Scientists with Advanced Cell Technology yesterday announced a minor breakthrough in stem-cell collection. The White House immediately seized this opportunity to announce its own major breakthrough in IVF hypocrisy.
The Seattle Times cobbles together a nice summary from reports by The Los Angeles Times and The Philadelphia Inquirer:
A biotech company has developed a way to generate human embryonic stem-cell colonies without intentionally destroying embryos in the process. …
But opponents of embryonic stem-cell research said the new approach still poses moral dilemmas. Proponents, meanwhile, said that going to extraordinary lengths to avoid destroying embryos during research is hypocritical, considering that embryos are created and discarded every day in infertility clinics. …
The method, described in the current issue of the journal Nature, involves taking a normal 3-day-old embryo with eight to 10 cells and removing a single cell, which is then biochemically coaxed into producing embryonic stem cells. The original embryo, despite missing one cell, is unharmed, thus avoiding concerns about destroying a potential life, the researchers say.
Stem cells from days-old human embryos can morph into virtually every kind of tissue, including nerves to replace those destroyed by spinal injuries and cardiac muscle to fill in for cells lost in a heart attack. Scientists see stem cells as the key to a new era of regenerative medicine.
Until now, however, the only way to get these cells was to destroy embryos — which, though smaller than the period at the end of this sentence, are deemed by some people as "the youngest members of the human family." …
Fertility clinics have been removing cells from embryos created in vitro since 1990 to screen them for genetic diseases and chromosomal abnormalities. Doctors estimate at least 2,500 children alive today had a cell or two removed when they were early embryos.
The Bush administration … said it was too soon to say whether the new approach could solve the ethical dilemma at the heart of the research.
President Bush offered little encouragement Wednesday and, if anything, raised the bar higher, suggesting he would not be comfortable unless embryos were not involved at all.
"Any use of human embryos for research purposes raises serious ethical concerns," a statement released by the White House said. "The president is hopeful that with time scientists can find ways of deriving cells like those now derived from human embryos but without the need for using embryos."
Unobjectionable: The discarding of uncounted thousands of embryos every year by fertility clinics. IVF clinics are popular, and therefore good. And therefore their discarding of thousands of embryos is unquestionably also good. Freeze, flush, repeat.
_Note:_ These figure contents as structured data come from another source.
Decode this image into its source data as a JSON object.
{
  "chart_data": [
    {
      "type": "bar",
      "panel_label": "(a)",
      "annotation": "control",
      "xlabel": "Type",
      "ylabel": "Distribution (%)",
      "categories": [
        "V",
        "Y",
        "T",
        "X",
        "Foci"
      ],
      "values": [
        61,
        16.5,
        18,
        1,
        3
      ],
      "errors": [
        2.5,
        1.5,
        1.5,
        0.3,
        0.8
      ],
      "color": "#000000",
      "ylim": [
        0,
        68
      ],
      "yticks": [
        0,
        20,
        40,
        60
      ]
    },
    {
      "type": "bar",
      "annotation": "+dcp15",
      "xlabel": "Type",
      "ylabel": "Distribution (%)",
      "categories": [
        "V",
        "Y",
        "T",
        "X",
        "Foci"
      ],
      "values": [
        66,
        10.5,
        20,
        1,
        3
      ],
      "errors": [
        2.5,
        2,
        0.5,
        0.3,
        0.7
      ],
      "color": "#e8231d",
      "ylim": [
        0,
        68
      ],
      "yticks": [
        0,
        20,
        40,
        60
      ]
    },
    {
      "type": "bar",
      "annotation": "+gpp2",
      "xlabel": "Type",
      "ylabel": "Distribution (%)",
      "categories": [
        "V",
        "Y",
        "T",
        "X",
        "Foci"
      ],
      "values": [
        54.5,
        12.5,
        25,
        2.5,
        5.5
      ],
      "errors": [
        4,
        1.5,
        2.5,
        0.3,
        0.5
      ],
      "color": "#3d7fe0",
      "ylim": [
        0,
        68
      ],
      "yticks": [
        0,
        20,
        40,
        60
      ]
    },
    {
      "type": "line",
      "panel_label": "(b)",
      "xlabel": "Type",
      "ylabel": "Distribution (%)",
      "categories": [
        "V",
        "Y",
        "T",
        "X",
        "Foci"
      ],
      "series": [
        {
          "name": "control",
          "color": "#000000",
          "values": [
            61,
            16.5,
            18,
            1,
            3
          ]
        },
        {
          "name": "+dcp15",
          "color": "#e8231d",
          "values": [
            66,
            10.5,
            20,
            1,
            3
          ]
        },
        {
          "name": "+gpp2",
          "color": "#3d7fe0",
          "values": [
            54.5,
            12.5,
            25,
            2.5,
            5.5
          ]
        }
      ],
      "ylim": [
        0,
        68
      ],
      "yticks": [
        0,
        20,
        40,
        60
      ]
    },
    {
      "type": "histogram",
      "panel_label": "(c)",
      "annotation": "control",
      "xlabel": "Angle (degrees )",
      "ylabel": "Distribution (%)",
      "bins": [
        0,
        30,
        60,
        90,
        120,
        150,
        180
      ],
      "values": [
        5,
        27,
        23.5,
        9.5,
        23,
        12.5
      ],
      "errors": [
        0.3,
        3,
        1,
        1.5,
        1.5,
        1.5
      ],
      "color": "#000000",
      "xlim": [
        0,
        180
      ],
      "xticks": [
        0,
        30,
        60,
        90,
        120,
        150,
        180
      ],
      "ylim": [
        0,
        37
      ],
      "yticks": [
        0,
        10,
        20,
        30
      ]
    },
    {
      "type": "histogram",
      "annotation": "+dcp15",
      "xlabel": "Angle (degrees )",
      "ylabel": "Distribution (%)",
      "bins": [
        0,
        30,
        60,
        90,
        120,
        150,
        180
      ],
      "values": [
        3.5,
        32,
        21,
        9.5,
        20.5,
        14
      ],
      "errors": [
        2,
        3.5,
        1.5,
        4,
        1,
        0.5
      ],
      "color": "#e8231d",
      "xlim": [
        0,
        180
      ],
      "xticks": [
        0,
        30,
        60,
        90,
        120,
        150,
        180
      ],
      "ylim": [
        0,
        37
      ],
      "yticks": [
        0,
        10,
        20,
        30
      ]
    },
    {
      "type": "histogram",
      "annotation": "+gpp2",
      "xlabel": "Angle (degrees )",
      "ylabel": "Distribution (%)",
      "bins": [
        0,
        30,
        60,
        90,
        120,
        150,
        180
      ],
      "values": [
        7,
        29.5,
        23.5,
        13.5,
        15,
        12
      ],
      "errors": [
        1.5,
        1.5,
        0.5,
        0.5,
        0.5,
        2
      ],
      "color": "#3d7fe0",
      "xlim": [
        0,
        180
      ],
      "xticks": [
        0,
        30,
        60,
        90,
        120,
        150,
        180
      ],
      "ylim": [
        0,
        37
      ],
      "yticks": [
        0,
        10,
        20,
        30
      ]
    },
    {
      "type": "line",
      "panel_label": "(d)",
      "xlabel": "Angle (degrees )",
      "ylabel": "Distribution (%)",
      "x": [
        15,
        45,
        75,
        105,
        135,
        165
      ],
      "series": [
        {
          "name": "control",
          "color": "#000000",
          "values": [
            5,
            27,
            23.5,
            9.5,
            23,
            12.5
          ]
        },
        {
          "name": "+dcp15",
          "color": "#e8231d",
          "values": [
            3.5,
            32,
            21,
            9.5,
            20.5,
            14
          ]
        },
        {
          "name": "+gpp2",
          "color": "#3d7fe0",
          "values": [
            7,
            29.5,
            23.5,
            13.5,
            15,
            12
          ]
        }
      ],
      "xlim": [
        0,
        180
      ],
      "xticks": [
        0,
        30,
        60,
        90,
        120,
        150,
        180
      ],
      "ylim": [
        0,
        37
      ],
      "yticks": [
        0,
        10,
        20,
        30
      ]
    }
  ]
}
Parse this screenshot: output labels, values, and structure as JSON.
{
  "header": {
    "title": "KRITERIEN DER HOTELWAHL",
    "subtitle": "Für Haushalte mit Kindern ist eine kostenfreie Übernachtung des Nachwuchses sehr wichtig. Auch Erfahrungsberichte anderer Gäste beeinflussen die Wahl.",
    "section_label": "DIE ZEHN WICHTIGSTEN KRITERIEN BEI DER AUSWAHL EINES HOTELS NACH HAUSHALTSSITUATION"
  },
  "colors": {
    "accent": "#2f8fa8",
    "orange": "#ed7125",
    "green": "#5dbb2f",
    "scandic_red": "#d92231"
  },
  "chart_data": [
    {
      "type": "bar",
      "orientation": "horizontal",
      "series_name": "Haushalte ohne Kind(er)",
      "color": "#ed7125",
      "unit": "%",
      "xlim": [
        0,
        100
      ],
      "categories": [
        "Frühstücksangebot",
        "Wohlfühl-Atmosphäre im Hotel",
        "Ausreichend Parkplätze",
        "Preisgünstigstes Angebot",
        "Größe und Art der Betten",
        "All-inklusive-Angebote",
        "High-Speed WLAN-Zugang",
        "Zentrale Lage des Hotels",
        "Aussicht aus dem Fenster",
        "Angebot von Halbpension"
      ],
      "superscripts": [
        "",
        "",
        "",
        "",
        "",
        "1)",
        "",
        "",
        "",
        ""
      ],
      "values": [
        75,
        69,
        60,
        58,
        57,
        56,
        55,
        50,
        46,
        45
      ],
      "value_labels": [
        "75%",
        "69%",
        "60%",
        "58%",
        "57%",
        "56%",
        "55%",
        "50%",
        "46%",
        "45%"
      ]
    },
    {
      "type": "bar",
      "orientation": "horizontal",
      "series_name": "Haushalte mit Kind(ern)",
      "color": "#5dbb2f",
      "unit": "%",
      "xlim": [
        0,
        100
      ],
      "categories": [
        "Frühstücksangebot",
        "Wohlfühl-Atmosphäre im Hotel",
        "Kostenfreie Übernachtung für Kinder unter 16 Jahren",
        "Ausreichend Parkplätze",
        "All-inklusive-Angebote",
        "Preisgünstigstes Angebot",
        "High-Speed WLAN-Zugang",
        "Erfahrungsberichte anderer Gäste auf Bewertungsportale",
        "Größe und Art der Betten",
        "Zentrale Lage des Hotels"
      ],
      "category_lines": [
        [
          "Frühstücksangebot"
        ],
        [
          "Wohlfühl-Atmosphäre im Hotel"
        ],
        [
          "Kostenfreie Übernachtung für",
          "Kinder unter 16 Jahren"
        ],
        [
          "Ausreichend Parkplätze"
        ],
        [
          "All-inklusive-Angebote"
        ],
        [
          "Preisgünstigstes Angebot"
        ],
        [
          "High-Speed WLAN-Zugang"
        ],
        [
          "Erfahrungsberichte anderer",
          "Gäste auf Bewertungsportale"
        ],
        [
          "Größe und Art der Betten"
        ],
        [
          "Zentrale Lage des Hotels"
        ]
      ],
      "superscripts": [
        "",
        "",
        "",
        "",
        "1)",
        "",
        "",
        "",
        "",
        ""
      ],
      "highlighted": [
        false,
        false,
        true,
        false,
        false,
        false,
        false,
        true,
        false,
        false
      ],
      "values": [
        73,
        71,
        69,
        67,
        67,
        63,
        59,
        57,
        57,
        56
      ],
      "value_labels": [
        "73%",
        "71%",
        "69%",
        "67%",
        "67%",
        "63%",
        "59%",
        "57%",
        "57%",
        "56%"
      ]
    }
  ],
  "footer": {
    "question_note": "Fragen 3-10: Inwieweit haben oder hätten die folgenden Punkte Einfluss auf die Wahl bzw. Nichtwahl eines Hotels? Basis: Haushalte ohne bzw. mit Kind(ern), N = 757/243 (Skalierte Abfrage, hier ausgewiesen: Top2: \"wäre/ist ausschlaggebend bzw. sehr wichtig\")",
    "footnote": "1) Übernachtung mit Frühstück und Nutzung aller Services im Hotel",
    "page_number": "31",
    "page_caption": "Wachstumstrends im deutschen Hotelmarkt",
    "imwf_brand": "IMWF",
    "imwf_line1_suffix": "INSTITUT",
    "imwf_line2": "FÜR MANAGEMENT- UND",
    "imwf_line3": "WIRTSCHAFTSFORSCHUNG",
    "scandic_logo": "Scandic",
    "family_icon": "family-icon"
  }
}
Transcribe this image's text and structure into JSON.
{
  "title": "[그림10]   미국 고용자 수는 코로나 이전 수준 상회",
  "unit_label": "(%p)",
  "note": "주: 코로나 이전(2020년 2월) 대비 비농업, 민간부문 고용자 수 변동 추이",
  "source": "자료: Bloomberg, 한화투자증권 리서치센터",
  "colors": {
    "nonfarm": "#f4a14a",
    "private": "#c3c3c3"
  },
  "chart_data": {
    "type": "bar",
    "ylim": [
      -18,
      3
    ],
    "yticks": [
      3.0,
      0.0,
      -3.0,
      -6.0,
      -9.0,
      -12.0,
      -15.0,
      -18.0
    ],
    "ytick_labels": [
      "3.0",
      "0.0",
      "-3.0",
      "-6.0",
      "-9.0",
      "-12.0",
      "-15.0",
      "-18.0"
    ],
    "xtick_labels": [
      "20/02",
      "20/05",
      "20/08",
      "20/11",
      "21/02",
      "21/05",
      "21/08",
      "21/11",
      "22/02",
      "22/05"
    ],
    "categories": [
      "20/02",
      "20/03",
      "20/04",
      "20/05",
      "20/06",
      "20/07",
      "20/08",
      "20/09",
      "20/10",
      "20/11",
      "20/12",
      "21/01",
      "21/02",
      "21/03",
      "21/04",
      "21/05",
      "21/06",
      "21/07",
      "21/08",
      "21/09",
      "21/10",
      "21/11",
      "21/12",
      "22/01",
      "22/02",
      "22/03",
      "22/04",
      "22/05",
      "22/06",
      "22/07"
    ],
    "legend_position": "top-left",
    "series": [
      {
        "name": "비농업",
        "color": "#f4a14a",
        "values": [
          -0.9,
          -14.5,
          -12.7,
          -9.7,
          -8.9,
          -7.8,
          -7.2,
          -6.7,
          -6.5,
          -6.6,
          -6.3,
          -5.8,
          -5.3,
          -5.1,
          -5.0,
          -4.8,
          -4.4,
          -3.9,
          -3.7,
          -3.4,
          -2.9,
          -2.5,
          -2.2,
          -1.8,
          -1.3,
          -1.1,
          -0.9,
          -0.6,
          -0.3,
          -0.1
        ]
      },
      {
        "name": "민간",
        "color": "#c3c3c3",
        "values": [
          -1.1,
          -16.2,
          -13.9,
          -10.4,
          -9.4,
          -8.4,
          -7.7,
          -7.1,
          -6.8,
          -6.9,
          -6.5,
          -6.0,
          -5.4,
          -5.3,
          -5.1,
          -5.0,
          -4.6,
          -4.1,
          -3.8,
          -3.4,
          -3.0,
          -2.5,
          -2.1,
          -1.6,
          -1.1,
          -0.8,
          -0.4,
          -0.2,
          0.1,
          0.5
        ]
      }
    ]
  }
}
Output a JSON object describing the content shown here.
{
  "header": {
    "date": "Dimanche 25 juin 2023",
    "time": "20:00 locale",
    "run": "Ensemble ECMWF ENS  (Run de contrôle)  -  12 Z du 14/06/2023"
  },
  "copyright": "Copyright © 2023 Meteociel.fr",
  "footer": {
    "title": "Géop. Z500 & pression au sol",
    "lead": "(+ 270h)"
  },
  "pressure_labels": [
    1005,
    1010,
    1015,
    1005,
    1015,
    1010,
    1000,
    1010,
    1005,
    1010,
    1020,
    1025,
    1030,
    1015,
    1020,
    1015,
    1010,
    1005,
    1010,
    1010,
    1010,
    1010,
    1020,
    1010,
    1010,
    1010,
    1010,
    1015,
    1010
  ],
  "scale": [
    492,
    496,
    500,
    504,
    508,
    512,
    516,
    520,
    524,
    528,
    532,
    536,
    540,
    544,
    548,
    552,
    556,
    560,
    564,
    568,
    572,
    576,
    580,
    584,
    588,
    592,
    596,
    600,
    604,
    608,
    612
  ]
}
Unacceptable: The use of any of these destined-for-the-dustbin embryos for potentially life-saving research. Embryonic stem-cell research is something conducted by pointy-headed, intellectual blue staters and advocated by out-of-touch Hollywood types like Superman, Marty McFly and that actress who used to play the First Lady. It is therefore bad. And therefore the diverting of any of these clinically doomed embryos from their preordained disposal is a violation of the culture of life and constitutes the "murder" of "the youngest members of the human family."
Morally blessed: The removal of a single cell from an embryo for genetic testing ("pre-implantation genetic diagnosis") in a fertility clinic to separate the healthiest YMOTHF from those who may be prone to disease and which/who will therefore be discarded, as will that single cell used for PGD.
Depraved: Permitting the cell taken for PGD to divide and using the second cell for embryonic stem-cell research.
You can approve of both embryonic stem-cell research and IVF clinics, or you can disapprove of both. But you cannot, as President Bush does, condemn the former while embracing the latter. The logic of Bush's YMOTHF argument against stem-cell research demands an even stronger opposition to fertility clinics. The logic of Bush's sanguine acceptance of fertility clinics demands an even stronger affirmation of embryonic stem-cell research.
The president's circumstantially contradictory attitude toward the sanctity/disposability of the YMOTHF makes no sense. And it doesn't seem possible to even try to make sense of it without coming to some uncharitable conclusions about his intellect and/or his integrity, so I'll stop here.